WebNovels

Chapter 25 - Strangers Who Understand

Chris sat in the circle of folding chairs, hands clasped tight in his lap, heart thumping like it wanted out. The community center room was plain—beige walls, a coffee pot gurgling in the corner, name tags on a table. Eight people total, including the facilitator, a calm woman named Lena with kind eyes and a clipboard.

"Welcome, everyone," Lena said, smiling around the group. "This is a safe space. No judgment, just support. Who's new tonight?"

Chris raised his hand shyly, along with one other guy. "Me. Chris."

"Welcome, Chris. Glad you're here."

He'd booked this group after Dr. Lee suggested it—peer support for young adults dealing with family trauma and financial stress.
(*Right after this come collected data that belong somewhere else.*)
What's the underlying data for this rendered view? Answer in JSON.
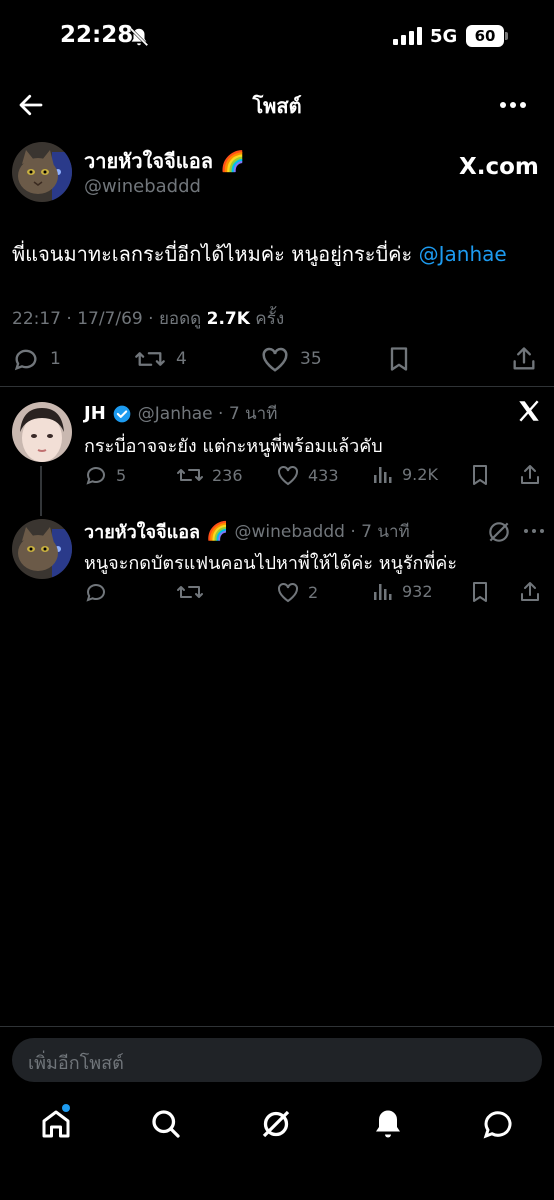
{
  "status_bar": {
    "time": "22:28",
    "network": "5G",
    "battery": "60"
  },
  "header": {
    "title": "โพสต์"
  },
  "post": {
    "author_name": "วายหัวใจจีแอล",
    "author_emoji": "🌈",
    "handle": "@winebaddd",
    "source_badge": "X.com",
    "text": "พี่แจนมาทะเลกระบี่อีกได้ไหมค่ะ หนูอยู่กระบี่ค่ะ ",
    "mention": "@Janhae",
    "meta_prefix": "22:17 · 17/7/69 · ยอดดู ",
    "views": "2.7K",
    "meta_suffix": " ครั้ง",
    "replies": "1",
    "reposts": "4",
    "likes": "35"
  },
  "replies": [
    {
      "name": "JH",
      "handle": "@Janhae · 7 นาที",
      "text": "กระบี่อาจจะยัง แต่กะหนูพี่พร้อมแล้วคับ",
      "replies": "5",
      "reposts": "236",
      "likes": "433",
      "views": "9.2K"
    },
    {
      "name": "วายหัวใจจีแอล",
      "emoji": "🌈",
      "handle": "@winebaddd · 7 นาที",
      "text": "หนูจะกดบัตรแฟนคอนไปหาพี่ให้ได้ค่ะ หนูรักพี่ค่ะ",
      "likes": "2",
      "views": "932"
    }
  ],
  "compose": {
    "placeholder": "เพิ่มอีกโพสต์"
  },
  "colors": {
    "accent": "#1d9bf0",
    "background": "#000000",
    "muted": "#71767b",
    "divider": "#2f3336"
  },
  "icons": [
    "back-arrow-icon",
    "more-icon",
    "reply-icon",
    "repost-icon",
    "like-icon",
    "bookmark-icon",
    "share-icon",
    "views-icon",
    "verified-icon",
    "x-logo-icon",
    "grok-icon",
    "home-icon",
    "search-icon",
    "bell-icon",
    "chat-icon"
  ]
}
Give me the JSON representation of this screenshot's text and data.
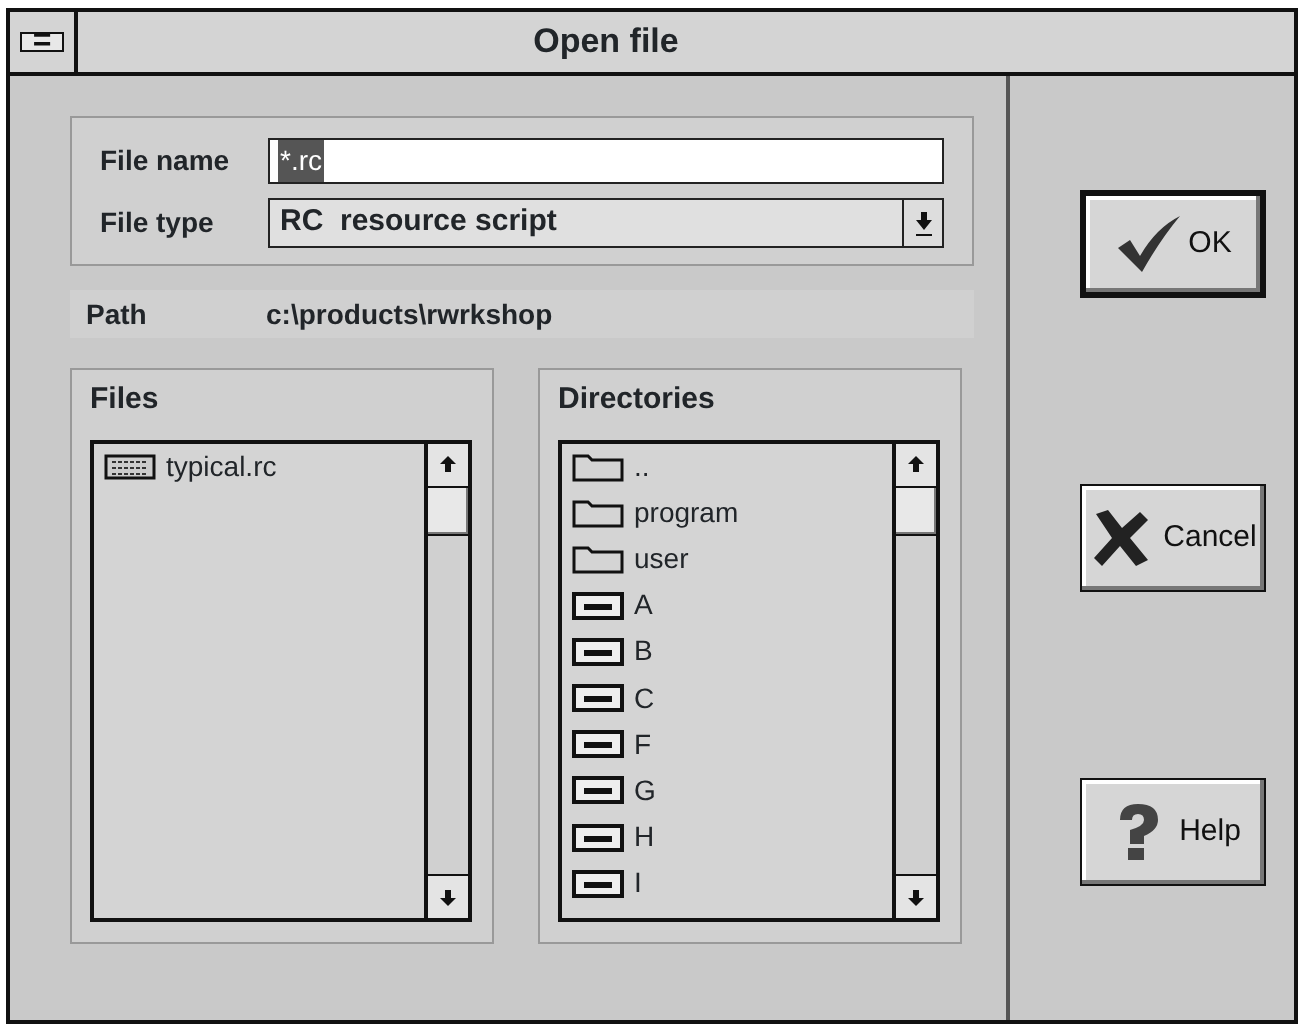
{
  "window": {
    "title": "Open file",
    "menu_glyph": "="
  },
  "file_name": {
    "label": "File name",
    "value": "*.rc",
    "value_selected": true
  },
  "file_type": {
    "label": "File type",
    "value": "RC  resource script"
  },
  "path": {
    "label": "Path",
    "value": "c:\\products\\rwrkshop"
  },
  "files": {
    "label": "Files",
    "items": [
      {
        "name": "typical.rc",
        "kind": "file"
      }
    ]
  },
  "directories": {
    "label": "Directories",
    "items": [
      {
        "name": "..",
        "kind": "folder"
      },
      {
        "name": "program",
        "kind": "folder"
      },
      {
        "name": "user",
        "kind": "folder"
      },
      {
        "name": "A",
        "kind": "drive"
      },
      {
        "name": "B",
        "kind": "drive"
      },
      {
        "name": "C",
        "kind": "drive"
      },
      {
        "name": "F",
        "kind": "drive"
      },
      {
        "name": "G",
        "kind": "drive"
      },
      {
        "name": "H",
        "kind": "drive"
      },
      {
        "name": "I",
        "kind": "drive"
      }
    ]
  },
  "buttons": [
    {
      "label": "OK",
      "kind": "ok",
      "default": true
    },
    {
      "label": "Cancel",
      "kind": "cancel",
      "default": false
    },
    {
      "label": "Help",
      "kind": "help",
      "default": false
    }
  ]
}
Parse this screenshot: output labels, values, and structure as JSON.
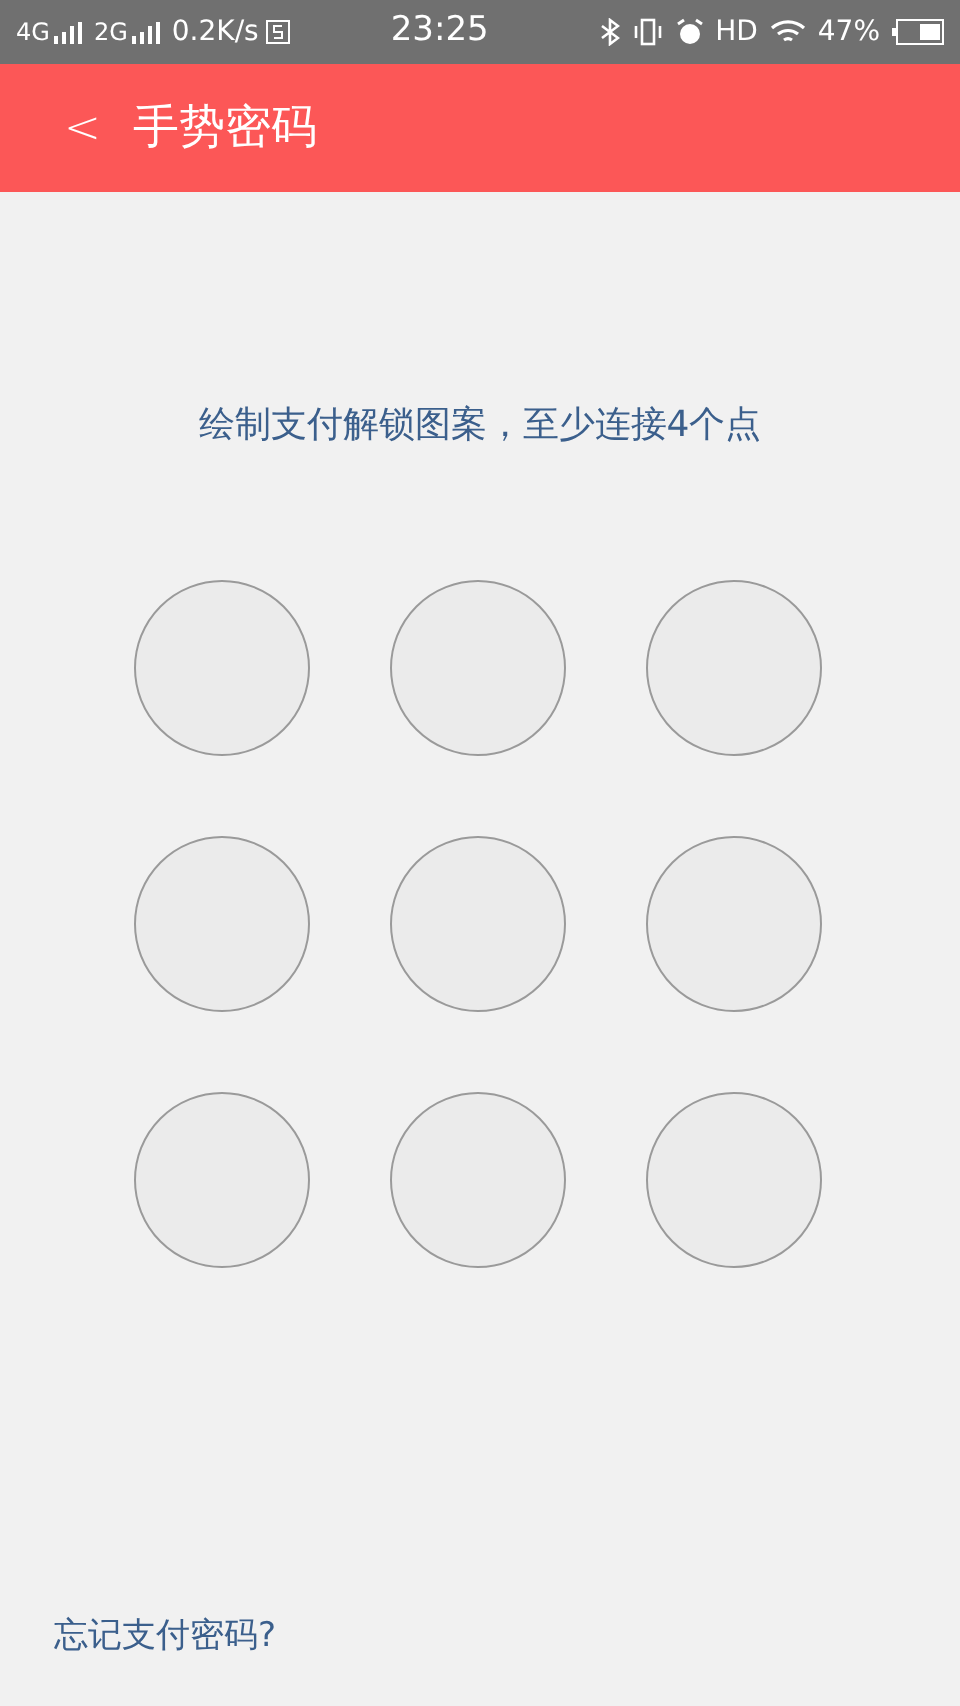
{
  "status_bar": {
    "network_1": "4G",
    "network_2": "2G",
    "speed": "0.2K/s",
    "time": "23:25",
    "hd": "HD",
    "battery": "47%"
  },
  "header": {
    "back": "<",
    "title": "手势密码"
  },
  "hint": "绘制支付解锁图案，至少连接4个点",
  "forgot_link": "忘记支付密码?"
}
Haru encouraged him: "Go. You'll see you're not alone." Ichigo was with Aiko for the evening—co-parenting working smooth these days.

Introductions went round: anxiety from toxic parents, grief over lost siblings, debt from medical bills. Chris's turn came.

"Hi, I'm Chris. Nineteen, college student, caretaker gig. Dealing with abandonment—Dad bailed during Mom's cancer when I was fifteen. Borrowed from bad people for treatments. Debt's... messy now. Threats lately. Feels like I'm dragging my boyfriend and his kid into it."

Heads nodded, no shock. A woman in her thirties, Maya, spoke first. "I get the debt guilt. My brother's addiction—loaned him thousands, lost my savings. Family cut ties. Therapy group's helped me stop blaming myself."

A guy, Alex, chimed in. "Dad left too—mid-divorce. Felt like I wasn't worth staying for. Took years to unpack. You're young facing this crap—props."

Stories flowed: shared pains, different flavors. One woman lost a parent to illness, carried survivor guilt. Another juggled loans from helping family. Laughter mixed with tears—dark humor about "parent lottery fails."

Lena guided gentle: "Common theme—carrying loads too young. How's it show up now?"

Chris opened more. "Anxiety spikes. Fear I'll be left again. Over-give to 'earn' love. Debt threats hit that spot—feel like failure."

Group affirmed: "Not failure—survivor." Exercises: share one strength. Chris said, "I'm kind. Good with kids—my boyfriend's son lights up around me."

Smiles, claps. Session ended with coffee, casual chats. Maya swapped numbers: "Text if threats spike. Been there."

Chris left lighter, like air let out of a too-tight balloon. Texted Haru: Out. Felt amazing. Home soon.

Haru waited up, Ichigo asleep. "How was it?"

Chris collapsed beside him, grinning real. "Best decision. Strangers, but... they get it. Shared stories—no pity, just 'me too.' One guy Dad left young, another debt from family help. Felt normal—not broken."

Haru pulled him close. "Told you. Proud."

Warmth sparked need—Chris leaning in, lips soft grateful. Haru kissed back deep, hands waist, pulling lap. Tongues brushed teasing, breaths quick.

Shirts shed slow—Chris's tee lifted, Haru's yanked. Skin met hot, slim pressing medium. Haru's mouth neck—kissing slow, nipping gentle. Chris arched, gasp breathy, grinding instinctive.

Pants undone impatient, pushed away. Bare, sweat-slick. Bodies aligned—Haru's hand wrapping firm, stroking rhythm rolls. Chris bucked, moans soft, legs tight.

Haru's free hand traced thigh, deepening friction. Pleasure coiled intense—eyes locked, hazel shining hope, brown full love. Whispers: "Feel seen," Chris panted; "Always," Haru husky.

Climax shared—Chris tensing beautiful, release muffled cry. Haru followed, shuddering deep.

Tangled after, breaths evening. Chris smiled lazy. "Group high plus you? Perfect."

Haru chuckled, kissing temple. "Best combo."

Morning routine: pancakes, Ichigo giggles, drop-offs. Chris shared group highlights over coffee—hope blooming.

Threats quiet for now, but group became weekly anchor—strangers turning friends, understanding deep.

Healing circle widened—support multiplying.